Nur so viel: Ein ADC nach dem Prinzip der sukzessiven Aproximation kann eigentlich nur unipolar messn, z.B. im Bereich 0..2.5V. Um bipolar im Berech -10v..+10 messen zu können, ist dreierlei notwendig: a) Die Eingangsspannung muß um den Faktor 8 geteilt werden. b) die geteilte Spannung im Berech -1.25V..+1.25V muß mit einem positiven analogen Offset von 1.25V beaufschlagt werden, so daß der ADC 0..2.5V angeboten bekommt. c) nach der Digitalisierung müssen bei 12bit (0..4095) 2048 subtrahiert werden. Damit entspricht der digitale Bereich -2048..2047 dem Bereich -10..10V.
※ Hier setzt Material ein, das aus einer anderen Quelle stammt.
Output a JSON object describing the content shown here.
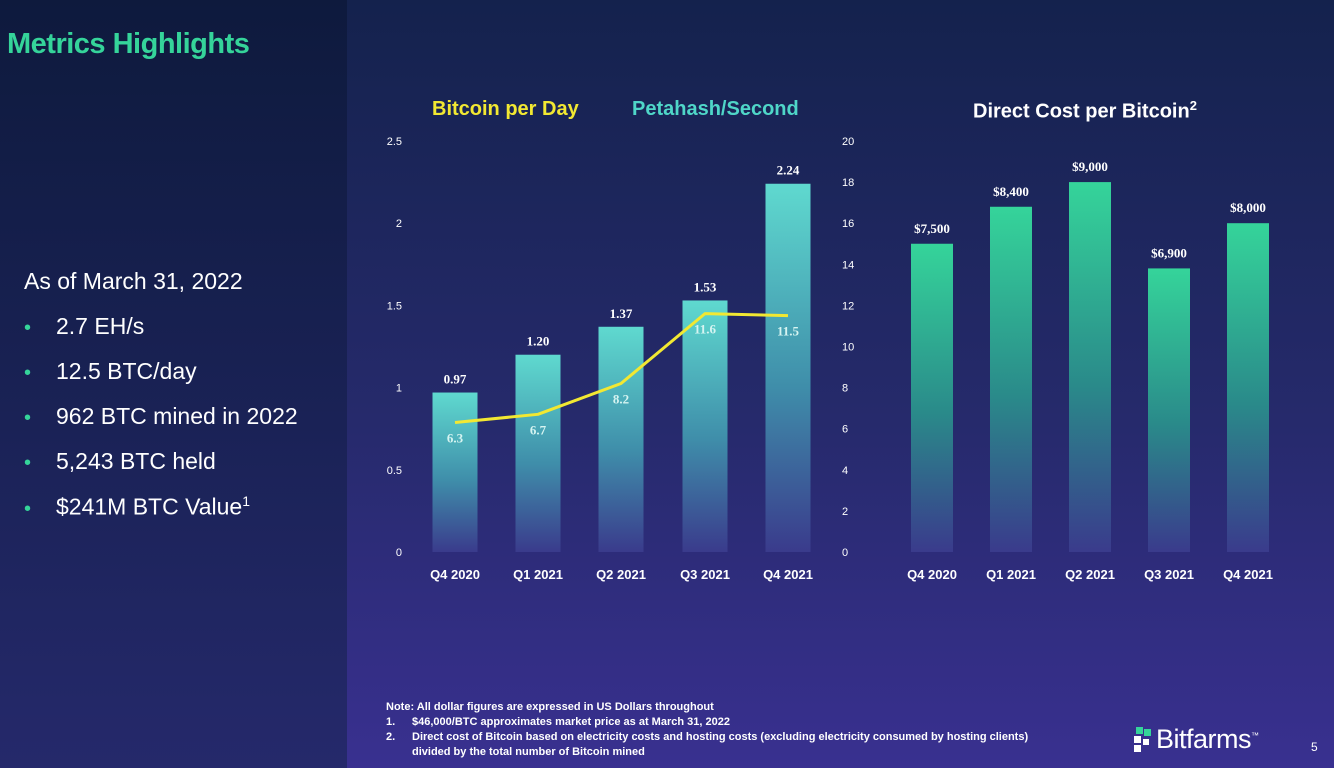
{
  "page": {
    "title": "Metrics Highlights",
    "as_of": "As of March 31, 2022",
    "bullets": [
      "2.7 EH/s",
      "12.5 BTC/day",
      "962 BTC mined in 2022",
      "5,243 BTC held",
      "$241M BTC Value"
    ],
    "bullet_superscript": "1",
    "page_number": "5"
  },
  "legend": {
    "bitcoin_per_day": "Bitcoin per Day",
    "petahash_second": "Petahash/Second",
    "direct_cost": "Direct Cost per Bitcoin",
    "direct_cost_sup": "2"
  },
  "notes": {
    "main": "Note: All dollar figures are expressed in US Dollars throughout",
    "items": [
      {
        "num": "1.",
        "text": "$46,000/BTC approximates market price as at March 31, 2022"
      },
      {
        "num": "2.",
        "text": "Direct cost of Bitcoin based on electricity costs and hosting costs (excluding electricity consumed by hosting clients)"
      },
      {
        "num": "",
        "text": "divided by the total number of Bitcoin mined"
      }
    ]
  },
  "logo": {
    "text": "Bitfarms",
    "mark": "™"
  },
  "colors": {
    "accent_green": "#35d49a",
    "line_yellow": "#f2e832",
    "bar_teal": "#5fd9cf",
    "bar_green": "#35d49a"
  },
  "chart_data": [
    {
      "type": "bar+line",
      "categories": [
        "Q4 2020",
        "Q1 2021",
        "Q2 2021",
        "Q3 2021",
        "Q4 2021"
      ],
      "series": [
        {
          "name": "Bitcoin per Day",
          "type": "bar",
          "axis": "left",
          "values": [
            0.97,
            1.2,
            1.37,
            1.53,
            2.24
          ],
          "labels": [
            "0.97",
            "1.20",
            "1.37",
            "1.53",
            "2.24"
          ]
        },
        {
          "name": "Petahash/Second",
          "type": "line",
          "axis": "right",
          "values": [
            6.3,
            6.7,
            8.2,
            11.6,
            11.5
          ],
          "labels": [
            "6.3",
            "6.7",
            "8.2",
            "11.6",
            "11.5"
          ]
        }
      ],
      "y_left": {
        "range": [
          0,
          2.5
        ],
        "ticks": [
          0,
          0.5,
          1,
          1.5,
          2,
          2.5
        ],
        "tick_labels": [
          "0",
          "0.5",
          "1",
          "1.5",
          "2",
          "2.5"
        ]
      },
      "y_right": {
        "range": [
          0,
          20
        ],
        "ticks": [
          0,
          2,
          4,
          6,
          8,
          10,
          12,
          14,
          16,
          18,
          20
        ],
        "tick_labels": [
          "0",
          "2",
          "4",
          "6",
          "8",
          "10",
          "12",
          "14",
          "16",
          "18",
          "20"
        ]
      }
    },
    {
      "type": "bar",
      "title": "Direct Cost per Bitcoin",
      "categories": [
        "Q4 2020",
        "Q1 2021",
        "Q2 2021",
        "Q3 2021",
        "Q4 2021"
      ],
      "values": [
        7500,
        8400,
        9000,
        6900,
        8000
      ],
      "labels": [
        "$7,500",
        "$8,400",
        "$9,000",
        "$6,900",
        "$8,000"
      ],
      "ylim": [
        0,
        10000
      ]
    }
  ]
}
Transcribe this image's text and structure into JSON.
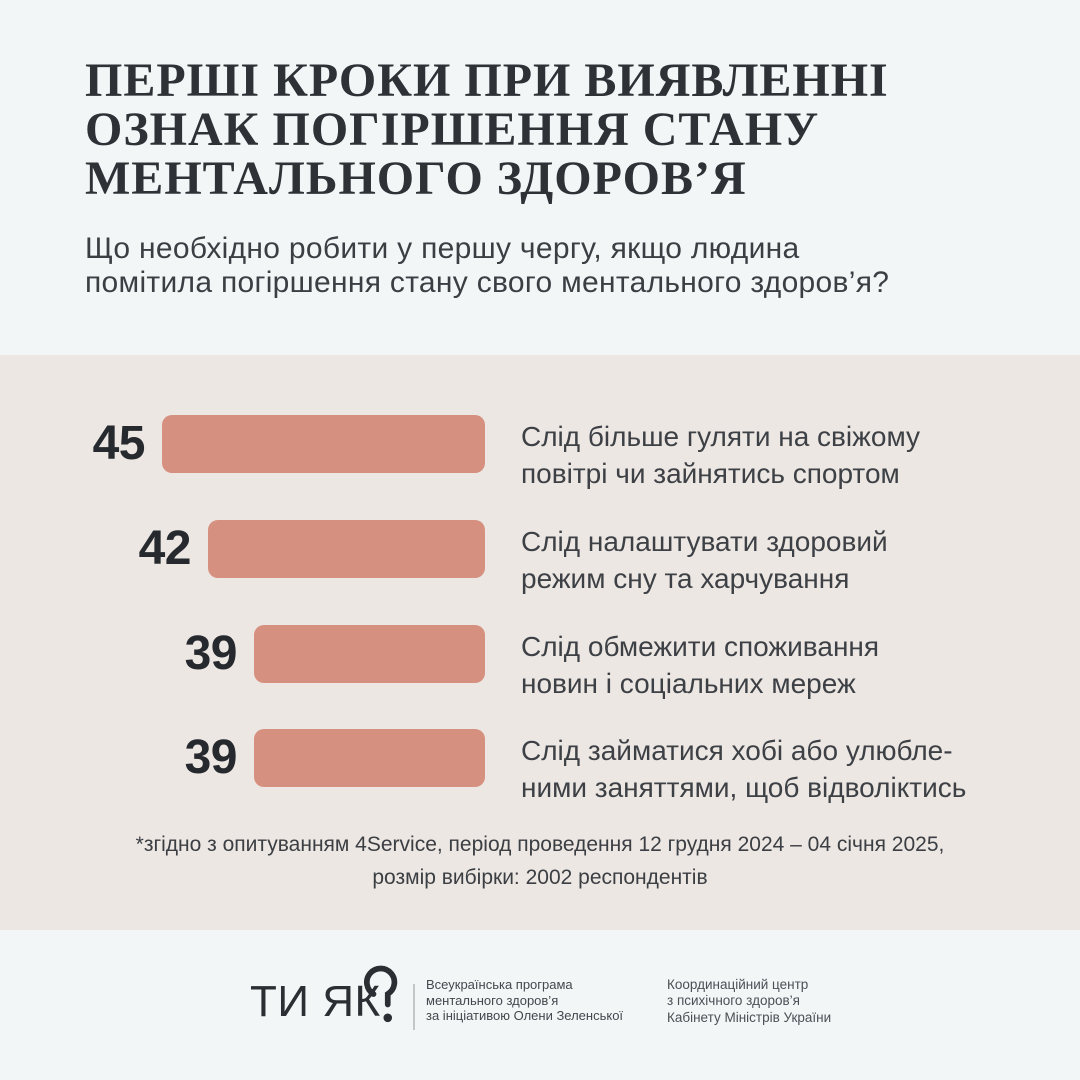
{
  "header": {
    "title_lines": [
      "ПЕРШІ КРОКИ ПРИ ВИЯВЛЕННІ",
      "ОЗНАК ПОГІРШЕННЯ СТАНУ",
      "МЕНТАЛЬНОГО ЗДОРОВ’Я"
    ],
    "subtitle_lines": [
      "Що необхідно робити у першу чергу, якщо людина",
      "помітила погіршення стану свого ментального здоров’я?"
    ]
  },
  "chart_data": {
    "type": "bar",
    "orientation": "horizontal",
    "title": "ПЕРШІ КРОКИ ПРИ ВИЯВЛЕННІ ОЗНАК ПОГІРШЕННЯ СТАНУ МЕНТАЛЬНОГО ЗДОРОВ’Я",
    "question": "Що необхідно робити у першу чергу, якщо людина помітила погіршення стану свого ментального здоров’я?",
    "categories": [
      "Слід більше гуляти на свіжому повітрі чи зайнятись спортом",
      "Слід налаштувати здоровий режим сну та харчування",
      "Слід обмежити споживання новин і соціальних мереж",
      "Слід займатися хобі або улюбленими заняттями, щоб відволіктись"
    ],
    "values": [
      45,
      42,
      39,
      39
    ],
    "value_labels_position": "left-of-bar",
    "bars_right_aligned": true,
    "grid": false,
    "legend": "none",
    "bar_color": "#d5907f"
  },
  "chart": {
    "rows": [
      {
        "value": "45",
        "label_lines": [
          "Слід більше гуляти на свіжому",
          "повітрі чи зайнятись спортом"
        ]
      },
      {
        "value": "42",
        "label_lines": [
          "Слід налаштувати здоровий",
          "режим сну та харчування"
        ]
      },
      {
        "value": "39",
        "label_lines": [
          "Слід обмежити споживання",
          "новин і соціальних мереж"
        ]
      },
      {
        "value": "39",
        "label_lines": [
          "Слід займатися хобі або улюбле-",
          "ними заняттями, щоб відволіктись"
        ]
      }
    ]
  },
  "footnote": {
    "line1": "*згідно з опитуванням 4Service, період проведення 12 грудня 2024 – 04 січня 2025,",
    "line2": "розмір вибірки: 2002 респондентів"
  },
  "footer": {
    "logo_text": "ТИ ЯК",
    "program_lines": [
      "Всеукраїнська програма",
      "ментального здоров’я",
      "за ініціативою Олени Зеленської"
    ],
    "gov_lines": [
      "Координаційний центр",
      "з психічного здоров’я",
      "Кабінету Міністрів України"
    ]
  },
  "colors": {
    "background_top": "#f2f6f7",
    "background_middle": "#ece7e3",
    "background_bottom": "#f2f6f7",
    "bar": "#d5907f",
    "title_text": "#2e3237"
  }
}
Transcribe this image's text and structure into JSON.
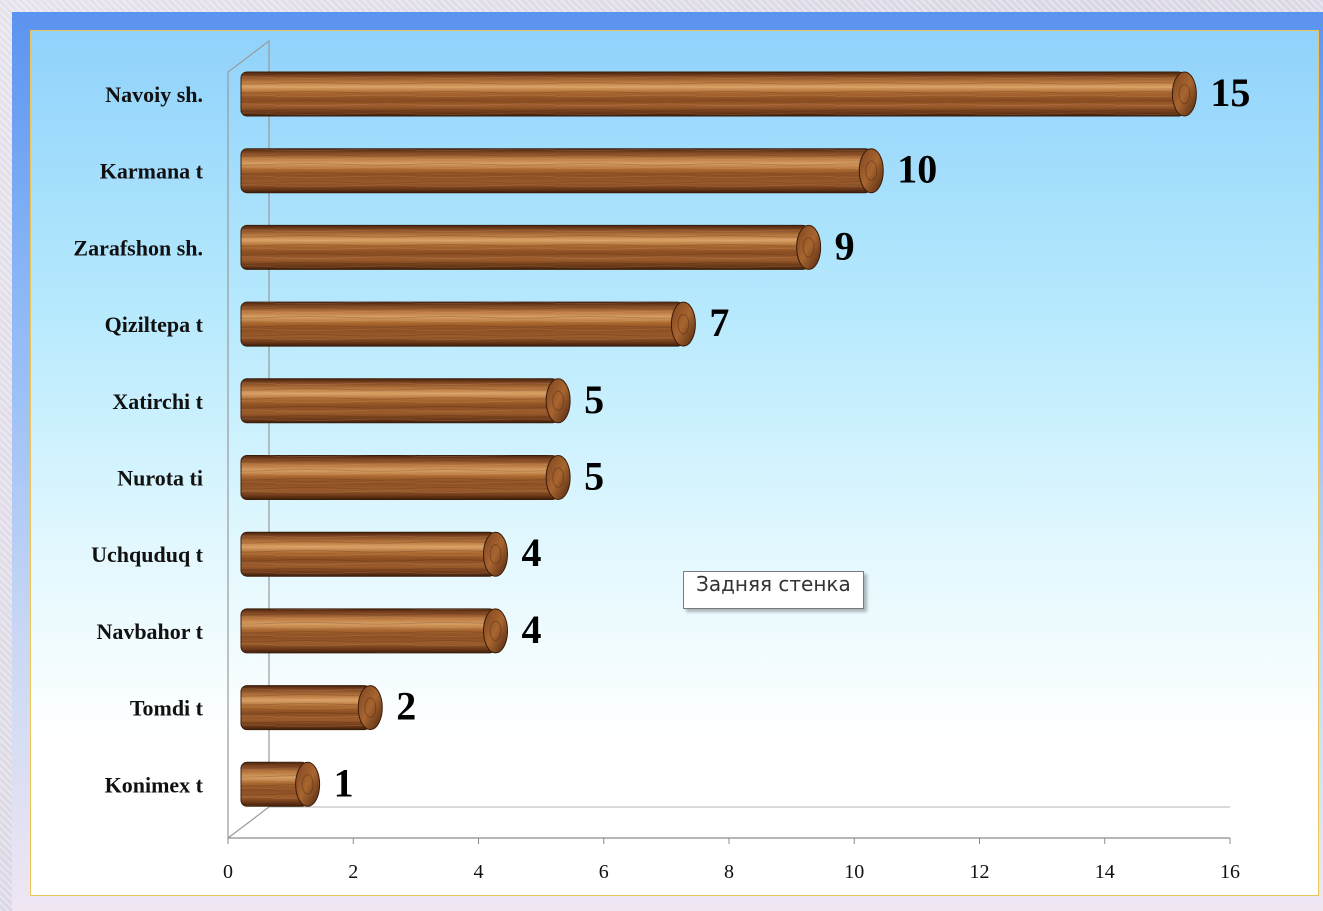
{
  "chart_data": {
    "type": "bar",
    "orientation": "horizontal",
    "categories": [
      "Navoiy sh.",
      "Karmana t",
      "Zarafshon sh.",
      "Qiziltepa t",
      "Xatirchi t",
      "Nurota ti",
      "Uchquduq t",
      "Navbahor t",
      "Tomdi t",
      "Konimex t"
    ],
    "values": [
      15,
      10,
      9,
      7,
      5,
      5,
      4,
      4,
      2,
      1
    ],
    "data_labels": [
      "15",
      "10",
      "9",
      "7",
      "5",
      "5",
      "4",
      "4",
      "2",
      "1"
    ],
    "x_ticks": [
      "0",
      "2",
      "4",
      "6",
      "8",
      "10",
      "12",
      "14",
      "16"
    ],
    "xlim": [
      0,
      16
    ],
    "title": "",
    "xlabel": "",
    "ylabel": "",
    "grid": false,
    "legend": "none",
    "style": "3d-cylinder-wood-texture",
    "bar_color": "#8b5128"
  },
  "tooltip": {
    "text": "Задняя стенка"
  },
  "colors": {
    "bar_dark": "#5a2e12",
    "bar_mid": "#9b5a2c",
    "bar_light": "#d49a62",
    "plot_bg_top": "#90d2fb",
    "plot_bg_bottom": "#ffffff",
    "chart_border": "#e9c55a"
  }
}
Wenn nun beispielsweise der Spannungsteiler, der aus der Referenzspannung 2.5V die Offsetspannung 1.25V bereitstellt, nicht extrem präzise ist, dann kommt es eben genau dazu, daß die Quantisierungsstufen in Bereich des Nullpunktes eben nicht ..,-4mV, 0, +4mV,... betragen, sondern z.B ..,-3mV, 1mV, 5mV,..
Kansst Dich ja selbst mal tiefergehend mit der Funktionsweise von ADCs befassen. Wenn Du dazu ein spezielle Frage hast, helfe ich gern.